Each of those sides are available (for $5) on their own, as are the “soul rolls” ($4), a combination of the candied yams and mac-and-cheese rolled up in eggroll wrapping and deep-fried, served with soul sauce.

Soul Bowls is takeout only, with a lively mural by local artist Corey Pane in the waiting area. When it gets warmer, the men hope to install high-top tables outside.

Fair comes to Soul Bowls from a business background. A graduate of UConn business school, Fair helped to develop The Lost Breed, a health, wellness and athletic apparel brand based in West Hartford. “I’m the foundational guy. I know how to build a business from A to Z,” he said.
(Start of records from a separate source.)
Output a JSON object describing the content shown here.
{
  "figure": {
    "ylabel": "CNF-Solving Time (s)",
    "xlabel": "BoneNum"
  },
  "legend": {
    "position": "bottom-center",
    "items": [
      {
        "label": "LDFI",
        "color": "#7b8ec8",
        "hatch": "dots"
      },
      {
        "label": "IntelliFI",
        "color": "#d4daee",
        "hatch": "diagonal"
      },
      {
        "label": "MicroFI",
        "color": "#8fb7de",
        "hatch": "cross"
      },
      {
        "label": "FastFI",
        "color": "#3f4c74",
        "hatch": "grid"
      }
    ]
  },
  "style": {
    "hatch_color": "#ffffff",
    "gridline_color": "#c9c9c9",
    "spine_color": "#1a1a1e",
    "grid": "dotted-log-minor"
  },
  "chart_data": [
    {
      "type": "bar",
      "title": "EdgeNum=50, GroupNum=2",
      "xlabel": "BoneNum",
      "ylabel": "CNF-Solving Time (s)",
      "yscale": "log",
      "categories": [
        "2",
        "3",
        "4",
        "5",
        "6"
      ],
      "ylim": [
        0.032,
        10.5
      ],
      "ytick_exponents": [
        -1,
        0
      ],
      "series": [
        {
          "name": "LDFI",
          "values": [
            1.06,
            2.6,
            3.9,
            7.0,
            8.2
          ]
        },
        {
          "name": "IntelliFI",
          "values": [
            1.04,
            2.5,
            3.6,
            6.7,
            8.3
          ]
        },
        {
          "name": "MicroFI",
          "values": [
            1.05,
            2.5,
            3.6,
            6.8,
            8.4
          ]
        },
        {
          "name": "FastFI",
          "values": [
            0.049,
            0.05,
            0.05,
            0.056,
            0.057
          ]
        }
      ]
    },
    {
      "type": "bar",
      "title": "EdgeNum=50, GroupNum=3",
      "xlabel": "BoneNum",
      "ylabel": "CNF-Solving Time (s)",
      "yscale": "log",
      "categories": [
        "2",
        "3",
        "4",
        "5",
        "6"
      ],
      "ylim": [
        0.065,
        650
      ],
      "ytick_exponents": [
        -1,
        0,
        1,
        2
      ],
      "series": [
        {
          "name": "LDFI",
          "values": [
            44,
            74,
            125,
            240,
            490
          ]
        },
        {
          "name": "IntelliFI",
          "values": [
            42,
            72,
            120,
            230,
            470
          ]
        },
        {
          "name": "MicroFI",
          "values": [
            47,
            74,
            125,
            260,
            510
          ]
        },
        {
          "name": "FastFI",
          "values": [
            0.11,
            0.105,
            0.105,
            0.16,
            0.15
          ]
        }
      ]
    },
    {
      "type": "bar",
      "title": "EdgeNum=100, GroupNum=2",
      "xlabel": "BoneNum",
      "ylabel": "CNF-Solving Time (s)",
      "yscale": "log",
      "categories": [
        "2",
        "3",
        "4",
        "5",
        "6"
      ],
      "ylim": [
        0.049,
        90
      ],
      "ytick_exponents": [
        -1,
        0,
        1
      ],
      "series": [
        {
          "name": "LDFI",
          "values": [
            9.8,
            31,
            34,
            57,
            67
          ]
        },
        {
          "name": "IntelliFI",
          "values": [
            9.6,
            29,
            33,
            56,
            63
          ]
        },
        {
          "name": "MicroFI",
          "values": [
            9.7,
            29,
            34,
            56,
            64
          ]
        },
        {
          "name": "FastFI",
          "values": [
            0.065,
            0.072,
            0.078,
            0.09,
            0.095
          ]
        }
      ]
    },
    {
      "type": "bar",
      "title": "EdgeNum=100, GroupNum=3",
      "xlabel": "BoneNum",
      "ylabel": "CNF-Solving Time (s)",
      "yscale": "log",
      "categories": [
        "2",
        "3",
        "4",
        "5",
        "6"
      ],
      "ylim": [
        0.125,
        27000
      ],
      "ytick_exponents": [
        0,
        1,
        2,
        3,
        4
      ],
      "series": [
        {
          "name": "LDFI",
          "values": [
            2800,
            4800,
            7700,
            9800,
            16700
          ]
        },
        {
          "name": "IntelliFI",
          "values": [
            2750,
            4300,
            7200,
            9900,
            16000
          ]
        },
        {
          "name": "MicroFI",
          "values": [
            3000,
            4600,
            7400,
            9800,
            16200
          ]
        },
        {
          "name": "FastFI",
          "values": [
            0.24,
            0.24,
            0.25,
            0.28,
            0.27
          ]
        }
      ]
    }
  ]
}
Golden was a safety for Penn State and the Pittsburgh Steelers. After a career-ending injury, he traveled and laid low for a few years. Then he came back to his hometown and decided to fulfill a lifelong desire to enter the dining industry. He sought out Thomas, who had a catering company, Poppa’s Kitchen in New Britain.

The restaurant is new, but Fair has big plans. He wants to open a second location by the end of the year. It will be in Connecticut, he said, but the location is still to be determined.

“We want to be the Chipotle of soul food,” he said. “Our motto is, ‘Everything’s better in a bowl’.”